In the air this year

I haven’t had time to update my lab web page in a while. This isn’t because it has been boring. Quite the opposite.

In the media, I contributed to the debate on whether SARS-CoV-2 vaccine boosters would be helpful, spent time talking about misinformation, and tried to communicate scientific uncertainty. I also had the Kafka-esque experience of being the source for made up misinformation that went viral on Facebook and not being able to get it removed. More positively, I made it to the reddit front page talking about how to read scientific articles.

In the lab, we’ve had an exciting year. With Shelby’s lab, we’ve been very involved in environmental detection of respiratory viruses. We deployed air samplers in Madison, Minneapolis, and Milwaukee to look for SARS-CoV-2 and other viruses in the air. It worked really well and we are now expanding this effort to include sequencing of viruses from air. We’ve also generated thousands of SARS-CoV-2 sequences from patient samples in Wisconsin. These activities represent a major pivot to public health research in our lab, which is now co-existing with the lab’s basic research agenda.

In basic research, our Zika virus research program has made progress towards a consistent phenotype for testing interventions like vaccines and therapeutics in pregnant macaques. And we are making excellent progress towards unraveling the secrets of complex immune loci in macaques by generating high quality whole genome sequences from Mauritian macaques with restricted genetic diversity.

I’m really proud of how the lab has weathered the changing nature of research during the pandemic. If you are reading this because you are thinking of applying for a position in the lab, know that we are proudly a hybrid work environment. Lab work can only be done in the lab, of course, and training in lab protocols needs to be done in person. Office work, lab documentation, and data analysis can be done from the lab if that is where people work most efficiently, or remotely if that is more efficient. My lab is family-friendly and offers unusual flexibility in exchange for high levels of productivity from scientists who can work effectively with a high degree of independence.

For potential graduate students who are considering a rotation in the fall of 2022, I want to be forthright about my expectations. My lab is a great place for students whose expectations match mine, which are:

• Progress in the lab is a function of how much time you spend doing experiments. The more time you are working on your project, learning about its background, learning new concepts in the lab, etc. the more quickly your project will take flight and the more successful it will be. Since the fundamental “output” of a PhD is the thesis that describes the research that you do in the lab (not your classes or committees you serve on), my expectation is that PhD students before their prelim spend at least 30 hours working in the lab (or working from home purposefully on lab work), regardless of the other obligations you have in grad school. Realistically, this probably means ~50 hours between time spend in the lab and all the other stuff your program requires you to do — but I mainly care about the 30 hours you spend in the lab. How much of the other stuff you do or don’t do is up to you. If you choose to spend 20 hours a week on classes, for example, that will be a pretty heavy workload. After your prelim, when you can spend most of your time in the lab, 40-50 hours a week in the lab is customary.

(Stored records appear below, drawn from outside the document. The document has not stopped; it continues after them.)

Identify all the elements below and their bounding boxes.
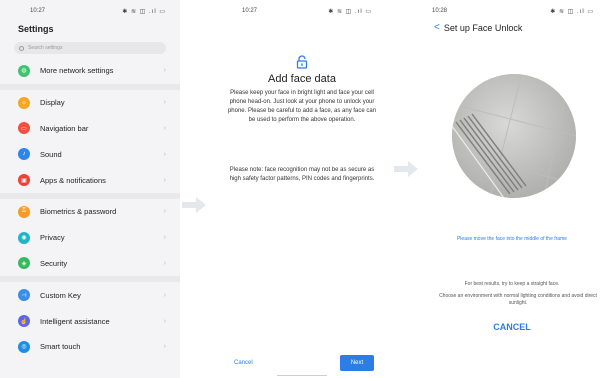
status-icons: ✱ ≋ ◫ .ıl ▭ bbox=[122, 8, 166, 15]
status-time: 10:27 bbox=[30, 8, 46, 14]
globe-icon: ◍ bbox=[18, 64, 30, 77]
add-face-instructions: Please keep your face in bright light an… bbox=[227, 90, 377, 123]
shield-icon: ◈ bbox=[18, 257, 30, 270]
search-placeholder: Search settings bbox=[28, 45, 63, 51]
search-input[interactable]: Search settings bbox=[14, 42, 166, 54]
status-time: 10:28 bbox=[432, 8, 448, 14]
position-hint: Please move the face into the middle of … bbox=[456, 236, 568, 242]
settings-item-label: Security bbox=[40, 258, 68, 268]
chevron-right-icon: › bbox=[163, 124, 166, 132]
settings-item[interactable]: ▭ Navigation bar › bbox=[0, 115, 180, 142]
key-icon: ⚿ bbox=[18, 205, 30, 218]
chevron-right-icon: › bbox=[163, 317, 166, 325]
tutorial-stage: 10:27 ✱ ≋ ◫ .ıl ▭ Settings Search settin… bbox=[0, 0, 602, 378]
arrow-right-icon bbox=[182, 196, 206, 214]
back-icon[interactable]: < bbox=[434, 22, 440, 33]
status-time: 10:27 bbox=[242, 8, 258, 14]
settings-screen: 10:27 ✱ ≋ ◫ .ıl ▭ Settings Search settin… bbox=[0, 0, 180, 378]
chevron-right-icon: › bbox=[163, 343, 166, 351]
display-icon: ☼ bbox=[18, 96, 30, 109]
settings-item-label: More network settings bbox=[40, 66, 114, 76]
lighting-tip-text: Choose an environment with normal lighti… bbox=[439, 293, 597, 306]
settings-item[interactable]: ☝ Intelligent assistance › bbox=[0, 308, 180, 334]
add-face-screen: 10:27 ✱ ≋ ◫ .ıl ▭ Add face data Please k… bbox=[212, 0, 392, 378]
add-face-title: Add face data bbox=[268, 73, 336, 85]
settings-item-label: Intelligent assistance bbox=[40, 316, 110, 326]
settings-item[interactable]: ☼ Display › bbox=[0, 89, 180, 116]
tip-text: For best results, try to keep a straight… bbox=[464, 281, 560, 287]
bottom-bar: Cancel Next bbox=[212, 348, 392, 378]
smart-touch-icon: ◎ bbox=[18, 340, 30, 353]
settings-item[interactable]: ⊣ Custom Key › bbox=[0, 282, 180, 309]
settings-item[interactable]: ◎ Smart touch › bbox=[0, 333, 180, 360]
cancel-button[interactable]: Cancel bbox=[234, 360, 253, 366]
settings-item[interactable]: ⚿ Biometrics & password › bbox=[0, 198, 180, 225]
chevron-right-icon: › bbox=[163, 234, 166, 242]
chevron-right-icon: › bbox=[163, 99, 166, 107]
settings-item[interactable]: ▣ Apps & notifications › bbox=[0, 167, 180, 193]
chevron-right-icon: › bbox=[163, 291, 166, 299]
settings-item-label: Navigation bar bbox=[40, 123, 89, 133]
cancel-button[interactable]: CANCEL bbox=[422, 322, 602, 332]
unlock-icon bbox=[295, 55, 309, 69]
chevron-right-icon: › bbox=[163, 176, 166, 184]
status-bar: 10:28 ✱ ≋ ◫ .ıl ▭ bbox=[422, 0, 602, 22]
settings-item[interactable]: ◈ Security › bbox=[0, 250, 180, 277]
status-icons: ✱ ≋ ◫ .ıl ▭ bbox=[328, 8, 372, 15]
chevron-right-icon: › bbox=[163, 259, 166, 267]
privacy-icon: ◉ bbox=[18, 231, 30, 244]
settings-item-label: Biometrics & password bbox=[40, 207, 117, 217]
page-title: Settings bbox=[18, 24, 54, 34]
settings-item[interactable]: ♪ Sound › bbox=[0, 141, 180, 168]
page-title: Set up Face Unlock bbox=[443, 22, 523, 33]
settings-list: ◍ More network settings › ☼ Display › ▭ Navigat… bbox=[0, 58, 180, 360]
status-bar: 10:27 ✱ ≋ ◫ .ıl ▭ bbox=[212, 0, 392, 22]
settings-item[interactable]: ◍ More network settings › bbox=[0, 58, 180, 84]
home-indicator bbox=[277, 375, 327, 376]
settings-item[interactable]: ◉ Privacy › bbox=[0, 224, 180, 251]
navigation-icon: ▭ bbox=[18, 122, 30, 135]
next-button[interactable]: Next bbox=[340, 355, 374, 371]
settings-item-label: Apps & notifications bbox=[40, 175, 106, 185]
settings-item-label: Custom Key bbox=[40, 290, 81, 300]
chevron-right-icon: › bbox=[163, 150, 166, 158]
arrow-right-icon bbox=[394, 160, 418, 178]
chevron-right-icon: › bbox=[163, 67, 166, 75]
sound-icon: ♪ bbox=[18, 148, 30, 161]
settings-item-label: Sound bbox=[40, 149, 62, 159]
settings-item-label: Privacy bbox=[40, 233, 65, 243]
search-icon bbox=[19, 45, 24, 51]
chevron-right-icon: › bbox=[163, 208, 166, 216]
add-face-note: Please note: face recognition may not be… bbox=[229, 167, 375, 182]
settings-item-label: Display bbox=[40, 98, 65, 108]
apps-icon: ▣ bbox=[18, 174, 30, 187]
settings-item-label: Smart touch bbox=[40, 342, 81, 352]
custom-key-icon: ⊣ bbox=[18, 289, 30, 302]
header: < Set up Face Unlock bbox=[434, 22, 522, 33]
assistant-icon: ☝ bbox=[18, 315, 30, 328]
face-unlock-screen: 10:28 ✱ ≋ ◫ .ıl ▭ < Set up Face Unlock P… bbox=[422, 0, 602, 378]
status-bar: 10:27 ✱ ≋ ◫ .ıl ▭ bbox=[0, 0, 180, 22]
status-icons: ✱ ≋ ◫ .ıl ▭ bbox=[550, 8, 594, 15]
camera-preview bbox=[452, 74, 576, 198]
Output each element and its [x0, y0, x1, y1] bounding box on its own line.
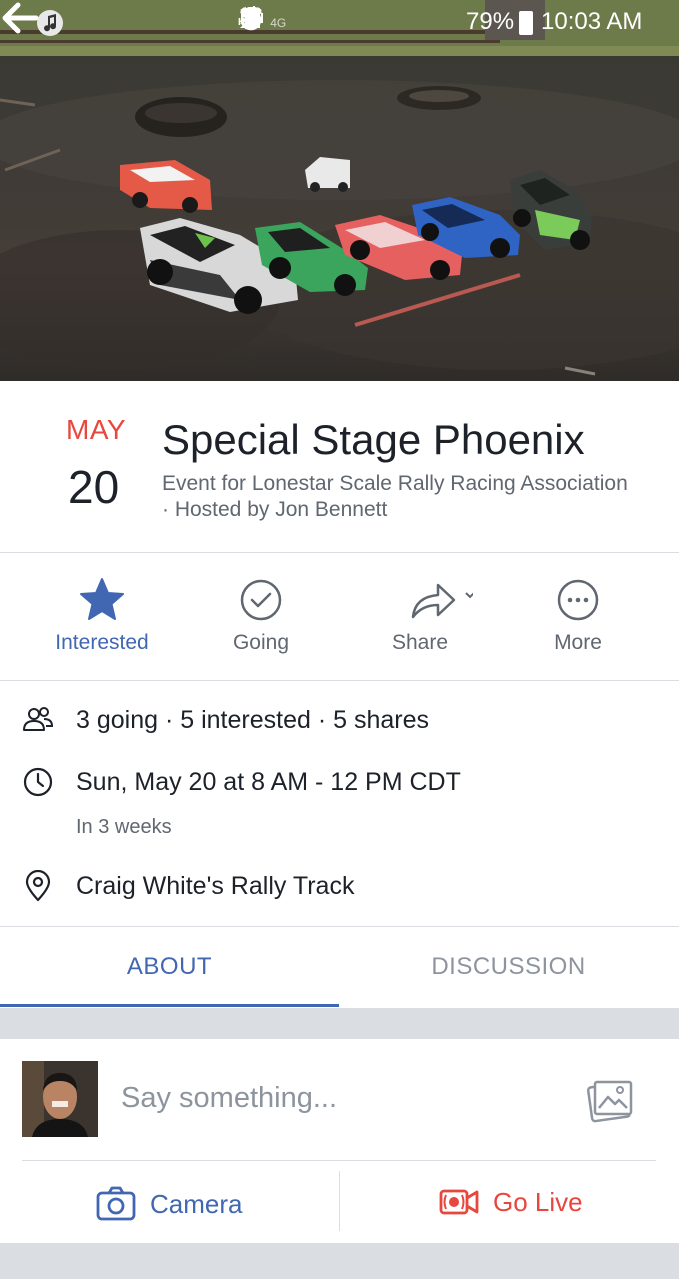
share-icon — [411, 583, 473, 619]
attendance-stats: 3 going · 5 interested · 5 shares — [76, 706, 429, 734]
event-actions: Interested Going Share More — [0, 553, 679, 680]
share-button[interactable]: Share — [340, 553, 500, 680]
camera-label: Camera — [150, 1188, 243, 1219]
going-button[interactable]: Going — [181, 553, 341, 680]
divider — [22, 1160, 656, 1161]
more-label: More — [554, 631, 602, 654]
event-location: Craig White's Rally Track — [76, 872, 355, 900]
share-label: Share — [391, 631, 449, 654]
event-subtitle[interactable]: Event for Lonestar Scale Rally Racing As… — [162, 471, 632, 523]
back-arrow-icon[interactable] — [0, 0, 40, 36]
check-circle-icon — [240, 579, 282, 621]
avatar — [22, 1061, 98, 1137]
clock-icon — [23, 767, 53, 797]
divider — [339, 1171, 340, 1231]
section-separator — [0, 1243, 679, 1279]
cover-photo-art — [0, 0, 679, 376]
event-month: MAY — [66, 414, 127, 445]
location-pin-icon — [25, 870, 51, 902]
divider — [0, 680, 679, 681]
clock: 10:03 AM — [541, 8, 643, 35]
signal-icon — [240, 8, 260, 28]
lte-indicator: 4G — [270, 16, 287, 30]
tab-about[interactable]: ABOUT — [0, 927, 339, 1007]
more-button[interactable]: More — [498, 553, 658, 680]
status-bar: Hi-Fi 4G 79% 10:03 AM — [0, 0, 679, 46]
photo-icon[interactable] — [586, 1077, 634, 1123]
people-icon — [23, 707, 54, 731]
more-icon — [557, 579, 599, 621]
going-label: Going — [232, 631, 290, 654]
composer-input[interactable]: Say something... — [121, 1082, 337, 1115]
event-title: Special Stage Phoenix — [162, 416, 585, 463]
interested-button[interactable]: Interested — [22, 553, 182, 680]
live-video-icon — [439, 1189, 479, 1215]
camera-icon — [96, 1186, 136, 1221]
event-cover-photo: Hi-Fi 4G 79% 10:03 AM — [0, 0, 679, 381]
interested-label: Interested — [55, 631, 149, 654]
section-separator — [0, 1008, 679, 1039]
event-relative-time: In 3 weeks — [76, 816, 172, 838]
tab-discussion[interactable]: DISCUSSION — [339, 927, 678, 1007]
battery-percent: 79% — [466, 8, 515, 35]
star-icon — [80, 578, 124, 620]
camera-button[interactable]: Camera — [96, 1186, 242, 1222]
active-tab-indicator — [0, 1004, 339, 1007]
battery-icon — [519, 11, 533, 35]
event-day: 20 — [68, 461, 120, 513]
go-live-label: Go Live — [493, 1186, 583, 1217]
event-datetime: Sun, May 20 at 8 AM - 12 PM CDT — [76, 768, 461, 796]
music-note-icon — [37, 10, 63, 36]
go-live-button[interactable]: Go Live — [439, 1186, 583, 1218]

• The lab has a hybrid configuration. At any given time, only about 50% of my lab will physically be at AVRL. The rest will be working remotely, in touch through workplace communication tools like Slack and Basecamp. After I finish my recovery, I’ll probably be at AVRL about 25% of the time. Most communication with me as PI will be over Zoom and the workplace communication tools. The guardrails to make sure that you don’t get lost include writing two weekly summaries. Each Monday, you write a plan for the week highlighting the key goals you want to achieve during the week. On Friday, you write another that summarizes progress towards these goals. Additionally, I meet with grad students every six weeks. During these meetings, each student shows their progress over the previous six week period and presents a detailed plan for the next six weeks that we discuss collaboratively and refine. This is essentially the roadmap to what you will be working on for the next six week period. These mechanisms of oversight and feedback are effective for students who value having independence and autonomy. Unlike some labs, you can’t reliably expect that there is going to be another specific student or scientist sitting at their desk at 10AM on any given Tuesday. Conversely, this same flexibility is afforded to you and other students. I’m not going to check your hours. I rely on students to self-schedule their time.

• The presentation standards for the lab are very high. Any work that you write for the lab will be read and critiqued seriously, but not personally. The same is true for presentations. I expect that presentations will be dress rehearsed with the lab with sufficient advance time for feedback from lab members to be incorporated into the final product. In my opinion, there is very little to be gained by simply smiling and telling people they are doing a good job. If you do a good job, I’ll absolutely tell you so. If your work needs improvement, I’ll tell you that candidly too. Being able to accept this sort of constructive criticism is a key trait for successful grad students in the lab.

This training philosophy has been rewarding for my students. Mitch just received a T32 training grant and gave presentations at CDC and NIH seminars, while Trent has had his work featured by Oxford Nanopore.